Jean-Claude Guillebaud : Permettre l’avenir

L’ancien journaliste Jean-Claude Guillebaud devenu éditeur milite pour une « espérance engagée » qui passe par un «exercice de lucidité » voire un véritable « pari de desenvoûtement ».

 

Jean-Claude Guillebaud est éditeur, chroniqueur, écrivain - et une grande signature fort appréciée des lecteurs du Nouvel Observateur qui se reconnaissent dans son regard lucide sur le monde tel qu’il se défait. Dans La Tyrannie du plaisir (Seuil, 1998), il faisait le bilan clinique d’une « révolution sexuelle » instrumentalisée par les jouisseurs libéraux-libertaires.

Dans Le Principe d’humanité (Seuil, 2001), il mettait en garde contre la dissolution de l’humain par la technoscience asservie au marché.

Nourri en ses jeunes années par la pensée du philosophe allemand Ernst Bloch (1885-1977), il s’insurge contre l’inespoir d’aujourd’hui, tel qu’il est matraqué par de mortifères ritournelles qui dérobent un horizon commun par une reddition de la pensée : « L’époque nous inspire des idées de fatalité, ou de causes perdues.
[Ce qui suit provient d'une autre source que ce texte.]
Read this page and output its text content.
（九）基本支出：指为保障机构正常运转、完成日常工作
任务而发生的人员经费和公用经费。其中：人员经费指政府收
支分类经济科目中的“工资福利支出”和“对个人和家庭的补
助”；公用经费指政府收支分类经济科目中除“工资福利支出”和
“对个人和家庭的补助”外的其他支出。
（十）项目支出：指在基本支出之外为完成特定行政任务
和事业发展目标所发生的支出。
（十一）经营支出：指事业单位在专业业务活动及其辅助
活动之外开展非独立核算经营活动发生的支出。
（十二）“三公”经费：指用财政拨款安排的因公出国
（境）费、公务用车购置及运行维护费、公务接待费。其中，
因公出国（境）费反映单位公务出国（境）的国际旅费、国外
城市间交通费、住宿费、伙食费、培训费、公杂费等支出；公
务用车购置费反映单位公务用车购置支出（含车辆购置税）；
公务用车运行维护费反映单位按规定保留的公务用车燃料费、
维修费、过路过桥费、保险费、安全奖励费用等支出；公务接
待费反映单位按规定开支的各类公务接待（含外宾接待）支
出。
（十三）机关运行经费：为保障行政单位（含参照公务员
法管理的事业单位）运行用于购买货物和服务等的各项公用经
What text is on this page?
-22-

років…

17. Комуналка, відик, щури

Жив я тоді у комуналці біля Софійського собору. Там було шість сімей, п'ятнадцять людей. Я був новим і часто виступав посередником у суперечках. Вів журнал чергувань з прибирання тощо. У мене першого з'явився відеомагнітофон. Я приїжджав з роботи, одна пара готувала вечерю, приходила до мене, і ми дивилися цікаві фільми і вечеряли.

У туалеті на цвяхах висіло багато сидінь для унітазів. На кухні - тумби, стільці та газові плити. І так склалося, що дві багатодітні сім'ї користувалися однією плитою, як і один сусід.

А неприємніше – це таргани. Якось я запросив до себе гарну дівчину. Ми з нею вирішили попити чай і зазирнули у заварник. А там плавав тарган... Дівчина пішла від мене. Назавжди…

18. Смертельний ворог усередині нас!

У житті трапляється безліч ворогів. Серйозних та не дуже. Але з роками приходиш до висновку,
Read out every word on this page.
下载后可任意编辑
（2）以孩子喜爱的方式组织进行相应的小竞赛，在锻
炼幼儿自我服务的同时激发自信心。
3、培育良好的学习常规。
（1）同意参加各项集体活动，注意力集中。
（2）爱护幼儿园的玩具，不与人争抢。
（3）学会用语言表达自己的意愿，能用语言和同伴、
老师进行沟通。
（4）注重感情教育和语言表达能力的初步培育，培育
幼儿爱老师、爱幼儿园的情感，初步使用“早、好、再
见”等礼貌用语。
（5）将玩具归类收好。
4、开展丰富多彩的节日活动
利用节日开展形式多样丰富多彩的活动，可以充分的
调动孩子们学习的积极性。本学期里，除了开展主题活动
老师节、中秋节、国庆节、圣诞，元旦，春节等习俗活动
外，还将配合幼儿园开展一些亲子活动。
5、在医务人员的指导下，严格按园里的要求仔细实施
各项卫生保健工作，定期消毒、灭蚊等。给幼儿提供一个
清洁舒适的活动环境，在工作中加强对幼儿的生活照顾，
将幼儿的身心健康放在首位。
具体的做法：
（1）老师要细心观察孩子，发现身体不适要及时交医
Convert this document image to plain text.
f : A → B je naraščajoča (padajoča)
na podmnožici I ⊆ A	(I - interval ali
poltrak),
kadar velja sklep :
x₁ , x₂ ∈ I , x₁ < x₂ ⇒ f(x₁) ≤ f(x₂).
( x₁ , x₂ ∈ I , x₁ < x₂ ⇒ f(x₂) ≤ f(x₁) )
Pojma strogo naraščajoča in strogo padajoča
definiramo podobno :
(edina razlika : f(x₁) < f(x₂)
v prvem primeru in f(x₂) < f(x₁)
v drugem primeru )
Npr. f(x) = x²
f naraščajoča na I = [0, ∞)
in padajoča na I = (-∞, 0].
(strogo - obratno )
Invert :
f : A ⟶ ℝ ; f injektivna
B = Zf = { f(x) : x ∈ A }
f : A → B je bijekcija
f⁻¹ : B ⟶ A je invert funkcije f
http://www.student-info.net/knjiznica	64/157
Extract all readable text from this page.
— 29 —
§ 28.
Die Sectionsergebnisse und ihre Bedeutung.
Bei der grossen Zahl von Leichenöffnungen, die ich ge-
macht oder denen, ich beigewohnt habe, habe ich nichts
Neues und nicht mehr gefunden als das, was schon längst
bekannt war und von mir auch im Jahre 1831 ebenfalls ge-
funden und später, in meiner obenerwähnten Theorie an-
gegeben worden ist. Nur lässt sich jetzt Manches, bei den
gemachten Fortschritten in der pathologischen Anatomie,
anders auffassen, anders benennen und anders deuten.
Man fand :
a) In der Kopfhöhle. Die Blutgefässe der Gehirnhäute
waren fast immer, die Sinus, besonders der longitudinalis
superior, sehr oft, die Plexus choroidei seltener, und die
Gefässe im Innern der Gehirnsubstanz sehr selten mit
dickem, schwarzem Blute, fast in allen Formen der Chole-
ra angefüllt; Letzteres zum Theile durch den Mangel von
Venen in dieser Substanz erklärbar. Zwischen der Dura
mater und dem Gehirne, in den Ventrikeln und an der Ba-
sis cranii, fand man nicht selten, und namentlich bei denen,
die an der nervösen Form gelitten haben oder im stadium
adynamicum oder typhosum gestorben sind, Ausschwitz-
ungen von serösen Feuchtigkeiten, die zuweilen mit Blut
Jouissez vite du présent et n’attendez rien de l’avenir : on connaît la rengaine »…Rappelant un passage de la Torah qui invite à ne pas « abandonner le monde aux méchants », l’ancien reporter de guerre oppose un « optimisme de projet » basé sur « l’opiniâtreté de l’espérance » et « l’ardeur des recommencements » vivifiées par la solidarité à ce  mortifère acquiescement à une représentation réductrice de l’humain en homo oeconomicus aux prises avec la férocité et le vide d’une « société marchande » - c’est là toute une sorcellerie dont il serait urgent de se désenvoûter...

 

« L’exténuation de l’espérance »

 

Comment en sommes-nous arrivés là ? La « mise au tombeau de l’Europe » commencée durant la Grande Guerre se poursuit avec le « projet inégalitaire » des années Thatcher (« there is no alternative »…) et Reagan durant ces « trente piteuses » si pauvres en idées et en espérance, qui fait entrer « l’espèce non inhumaine » dans une « société de la précarité, du chômage de masse et de la dureté sociale » - cette « révolution conservatrice » se solde par « l’exténuation de l’espérance » : selon la « nouvelle vulgate néolibérale », l’avenir ne sera plus « construit par les citoyens mais produit par le marché et la fameuse RDTS (Recherche développement technique et scientifique) ».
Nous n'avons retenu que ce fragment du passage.